In short, I have a list of SNPs that I would like to map to the closest gene within 1000kb. I am using the biomaRt package in R/Bioconductor. I am successfully able to map my SNPs to Genes but only with biomaRt's default bp flanking region (I beleive that is 100kb). Here are my commands to get the Genes.
Also, I am using h19 build.
#Mart used to map SNPs to Ensembl Gene IDs grch37.snp = useMart(biomart="ENSEMBL_MART_SNP", host="grch37.ensembl.org", path="/biomart/martservice",dataset="hsapiens_snp") #Mart used to map Ensembl Gene IDs to Gene name grch37 = useMart(biomart="ENSEMBL_MART_ENSEMBL", host="grch37.ensembl.org", path="/biomart/martservice", dataset="hsapiens_gene_ensembl") snpList <- studyResults$SNP #List of 5000 SNPs
1. Mapping SNPs to Ensembl Gene IDs
table1 <- getBM(attributes = c("refsnp_id", "ensembl_gene_stable_id"), filters = "snp_filter", values = snpList, mart = grch37.snp)

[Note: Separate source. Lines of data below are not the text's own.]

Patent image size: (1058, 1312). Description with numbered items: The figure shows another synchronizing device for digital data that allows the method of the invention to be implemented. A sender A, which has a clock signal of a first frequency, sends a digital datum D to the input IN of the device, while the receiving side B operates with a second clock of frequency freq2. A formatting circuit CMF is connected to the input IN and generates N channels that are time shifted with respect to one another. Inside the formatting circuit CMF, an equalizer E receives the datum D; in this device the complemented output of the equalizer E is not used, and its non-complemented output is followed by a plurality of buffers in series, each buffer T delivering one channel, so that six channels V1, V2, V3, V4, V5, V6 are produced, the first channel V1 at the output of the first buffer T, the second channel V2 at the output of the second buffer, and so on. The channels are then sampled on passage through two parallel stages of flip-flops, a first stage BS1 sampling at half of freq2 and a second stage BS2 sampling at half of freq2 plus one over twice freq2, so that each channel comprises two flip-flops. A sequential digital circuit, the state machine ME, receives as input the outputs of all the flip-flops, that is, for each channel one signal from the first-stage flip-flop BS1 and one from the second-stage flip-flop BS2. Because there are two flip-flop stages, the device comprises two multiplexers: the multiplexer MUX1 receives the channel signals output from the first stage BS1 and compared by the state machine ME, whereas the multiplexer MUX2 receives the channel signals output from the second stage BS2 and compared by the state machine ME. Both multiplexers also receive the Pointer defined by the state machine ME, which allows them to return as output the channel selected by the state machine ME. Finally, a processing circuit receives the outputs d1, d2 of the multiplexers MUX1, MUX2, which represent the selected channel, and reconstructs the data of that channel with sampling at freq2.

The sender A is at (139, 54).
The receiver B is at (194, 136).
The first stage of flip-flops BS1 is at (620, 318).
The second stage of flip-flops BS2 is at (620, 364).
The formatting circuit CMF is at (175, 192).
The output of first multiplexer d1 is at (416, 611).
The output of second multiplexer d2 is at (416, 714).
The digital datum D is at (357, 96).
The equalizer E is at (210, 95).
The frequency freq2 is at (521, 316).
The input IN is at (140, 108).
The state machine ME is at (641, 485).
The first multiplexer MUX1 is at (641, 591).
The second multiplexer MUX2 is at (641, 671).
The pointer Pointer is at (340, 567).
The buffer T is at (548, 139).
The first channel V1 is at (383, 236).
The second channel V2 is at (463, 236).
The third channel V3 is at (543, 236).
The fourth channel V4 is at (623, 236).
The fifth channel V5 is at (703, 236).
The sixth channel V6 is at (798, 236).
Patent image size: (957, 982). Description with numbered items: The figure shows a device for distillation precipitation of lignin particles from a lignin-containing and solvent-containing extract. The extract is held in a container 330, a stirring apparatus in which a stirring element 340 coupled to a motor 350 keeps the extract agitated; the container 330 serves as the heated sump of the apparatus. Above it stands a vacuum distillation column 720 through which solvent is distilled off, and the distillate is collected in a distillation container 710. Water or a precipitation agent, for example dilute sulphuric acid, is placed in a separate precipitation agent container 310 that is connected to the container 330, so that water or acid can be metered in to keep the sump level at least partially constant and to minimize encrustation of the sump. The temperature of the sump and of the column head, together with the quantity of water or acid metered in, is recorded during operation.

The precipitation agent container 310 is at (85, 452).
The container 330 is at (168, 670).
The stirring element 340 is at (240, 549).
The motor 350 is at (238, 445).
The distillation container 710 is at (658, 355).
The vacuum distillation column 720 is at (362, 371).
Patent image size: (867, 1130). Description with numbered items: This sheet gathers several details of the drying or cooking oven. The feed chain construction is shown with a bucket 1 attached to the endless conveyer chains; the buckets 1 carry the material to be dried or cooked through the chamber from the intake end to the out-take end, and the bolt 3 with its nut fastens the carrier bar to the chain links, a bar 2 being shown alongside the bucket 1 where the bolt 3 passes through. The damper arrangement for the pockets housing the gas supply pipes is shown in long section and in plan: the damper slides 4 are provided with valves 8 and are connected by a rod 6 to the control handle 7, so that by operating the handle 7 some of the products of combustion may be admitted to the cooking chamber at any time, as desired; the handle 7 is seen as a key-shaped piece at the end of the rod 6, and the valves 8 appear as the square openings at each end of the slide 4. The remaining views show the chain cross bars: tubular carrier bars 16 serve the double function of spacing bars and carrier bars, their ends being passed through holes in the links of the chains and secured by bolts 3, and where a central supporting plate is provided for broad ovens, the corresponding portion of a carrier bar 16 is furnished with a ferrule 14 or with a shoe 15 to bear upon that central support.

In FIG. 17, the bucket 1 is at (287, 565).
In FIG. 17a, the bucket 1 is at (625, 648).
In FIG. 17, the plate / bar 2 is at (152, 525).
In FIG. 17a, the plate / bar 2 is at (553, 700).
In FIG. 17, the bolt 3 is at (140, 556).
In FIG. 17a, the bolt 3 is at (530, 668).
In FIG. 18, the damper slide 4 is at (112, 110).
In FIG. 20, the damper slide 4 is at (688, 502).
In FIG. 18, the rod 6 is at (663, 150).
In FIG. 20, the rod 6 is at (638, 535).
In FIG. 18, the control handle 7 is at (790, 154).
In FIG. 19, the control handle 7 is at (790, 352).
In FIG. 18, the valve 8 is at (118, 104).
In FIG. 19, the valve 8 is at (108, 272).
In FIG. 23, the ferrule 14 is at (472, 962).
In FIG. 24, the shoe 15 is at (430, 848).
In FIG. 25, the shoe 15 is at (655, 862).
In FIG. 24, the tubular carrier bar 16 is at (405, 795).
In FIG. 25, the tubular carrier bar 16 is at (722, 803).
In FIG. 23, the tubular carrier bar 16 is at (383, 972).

2. Mapping Ensembl Gene IDs to Gene names
table2 <- getBM(attributes = c("ensembl_gene_id", "external_gene_name","external_gene_source","variation_name","start_position","end_position","description"), filters = "ensembl_gene_id", values = table1$ensembl_gene_stable_id, mart = grch37)
3. Merge both tables
results <- merge(table1,table2, by.x = "ensembl_gene_stable_id", by.y="ensembl_gene_id", all.x=T)
So here's my question: How do I specify the region I want? Right now, biomaRt is mapping the SNP to the gene within 100kb, but I want to map the SNP to the gene within 1000kb.
If I can't do this in biomaRt, I welcome alternative solutions!